#08Giugno2021 – NON SVENDERE LA LUCE ED IL BEL SAPORE CHE SEI – (Martedì 10ma Tempo Ordinario)

A cura di Massimiliano Arena

Continuiamo la lettura del capitolo 5 di Matteo, che ci spiega alcuni risvolti pratici delle Beatitudini.

Vivere le Beatitudini di cui parlavamo ieri aiuta a dare senso, luce, sapore alla vita.

Vivere con la consapevolezza che la vita è fatta di momenti belli, pieni di energia, bellezze, soddisfazioni, ed anche quelli bui, tristi, pesanti e sapere come riempirli di senso, come ha fatto Cristo, come offerta, partecipazione, della sua missione di Amore, da un salto di qualità.

La nostra vita prende sapore, quel sapore che senza le Beatitudini rischieremmo di perdere, di vagare senza senso in mezzo a buio e sofferenza, in mezzo a decisioni forti.

E’ importante dare un senso alla sofferenza, alle lacrime, alla lotta per la giustizia, alle faticose operazioni di pace.

Perchè uno dovrebbe fare tutto ciò? Per quale motivo?

Perchè dietro di essi, nella fedeltà alla propria vita, senza fuggire ed alienarsi, nella fedeltà alle proprie scelte, anche faticose, si nasconde la strada della vera felicità, anche se non appare, anche se lontana.

Se il cristiano perde di vista questo perde il suo sapore, è come un sale che non da più senso e sapore al mondo.

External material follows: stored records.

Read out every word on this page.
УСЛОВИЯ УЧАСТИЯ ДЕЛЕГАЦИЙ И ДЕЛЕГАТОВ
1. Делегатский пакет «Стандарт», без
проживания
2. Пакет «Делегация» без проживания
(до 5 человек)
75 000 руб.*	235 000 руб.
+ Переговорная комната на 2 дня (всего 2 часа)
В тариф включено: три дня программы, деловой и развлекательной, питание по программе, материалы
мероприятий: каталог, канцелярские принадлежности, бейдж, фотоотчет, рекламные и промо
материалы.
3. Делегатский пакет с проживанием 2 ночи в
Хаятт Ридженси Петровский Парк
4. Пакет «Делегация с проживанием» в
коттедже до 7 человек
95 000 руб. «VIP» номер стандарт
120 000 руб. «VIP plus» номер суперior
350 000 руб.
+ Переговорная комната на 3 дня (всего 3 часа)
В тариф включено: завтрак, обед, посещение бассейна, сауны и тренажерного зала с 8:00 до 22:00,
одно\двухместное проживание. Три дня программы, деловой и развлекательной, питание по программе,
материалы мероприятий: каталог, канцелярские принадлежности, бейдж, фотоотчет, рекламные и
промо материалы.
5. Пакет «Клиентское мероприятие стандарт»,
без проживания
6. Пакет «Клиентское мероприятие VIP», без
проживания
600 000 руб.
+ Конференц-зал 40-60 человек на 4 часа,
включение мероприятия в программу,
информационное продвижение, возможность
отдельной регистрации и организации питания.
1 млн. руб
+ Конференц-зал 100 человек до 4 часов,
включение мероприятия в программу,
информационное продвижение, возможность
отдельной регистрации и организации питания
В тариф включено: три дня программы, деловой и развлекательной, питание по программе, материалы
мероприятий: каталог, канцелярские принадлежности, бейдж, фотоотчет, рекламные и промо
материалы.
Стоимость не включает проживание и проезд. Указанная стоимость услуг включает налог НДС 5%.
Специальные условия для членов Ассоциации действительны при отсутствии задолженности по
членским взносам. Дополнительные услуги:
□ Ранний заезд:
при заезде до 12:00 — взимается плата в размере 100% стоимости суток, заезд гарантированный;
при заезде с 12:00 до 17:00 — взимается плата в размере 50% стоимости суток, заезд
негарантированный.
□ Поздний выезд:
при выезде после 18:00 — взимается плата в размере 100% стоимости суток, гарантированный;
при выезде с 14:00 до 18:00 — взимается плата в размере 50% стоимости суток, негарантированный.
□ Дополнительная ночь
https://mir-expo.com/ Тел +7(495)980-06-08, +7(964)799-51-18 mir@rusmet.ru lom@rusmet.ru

E quanto ci capita spesso di essere cristiani senza sapore.

Se perdiamo sapore non siamo più luce e dobbiamo diventare nascosti, incapaci di fare rivoluzione nel mondo.

Gesù non ci vuole perfetti per fare la sua rivoluzione di amore, non ci vuole super-eroi, ma persone fragili, che accettano la propria fragilità, sanno presentarla a Dio per lasciarla riempire di senso nuovo e pian piano aggiungere pezzetti di luce.

Ecco il testo del Vangelo

Mt 5,13-16

In quel tempo, Gesù disse ai suoi discepoli:
«Voi siete il sale della terra; ma se il sale perde il sapore, con che cosa lo si renderà salato? A null’altro serve che ad essere gettato via e calpestato dalla gente.
Voi siete la luce del mondo; non può restare nascosta una città che sta sopra un monte, né si accende una lampada per metterla sotto il moggio, ma sul candelabro, e così fa luce a tutti quelli che sono nella casa. Così risplenda la vostra luce davanti agli uomini, perché vedano le vostre opere buone e rendano gloria al Padre vostro che è nei cieli».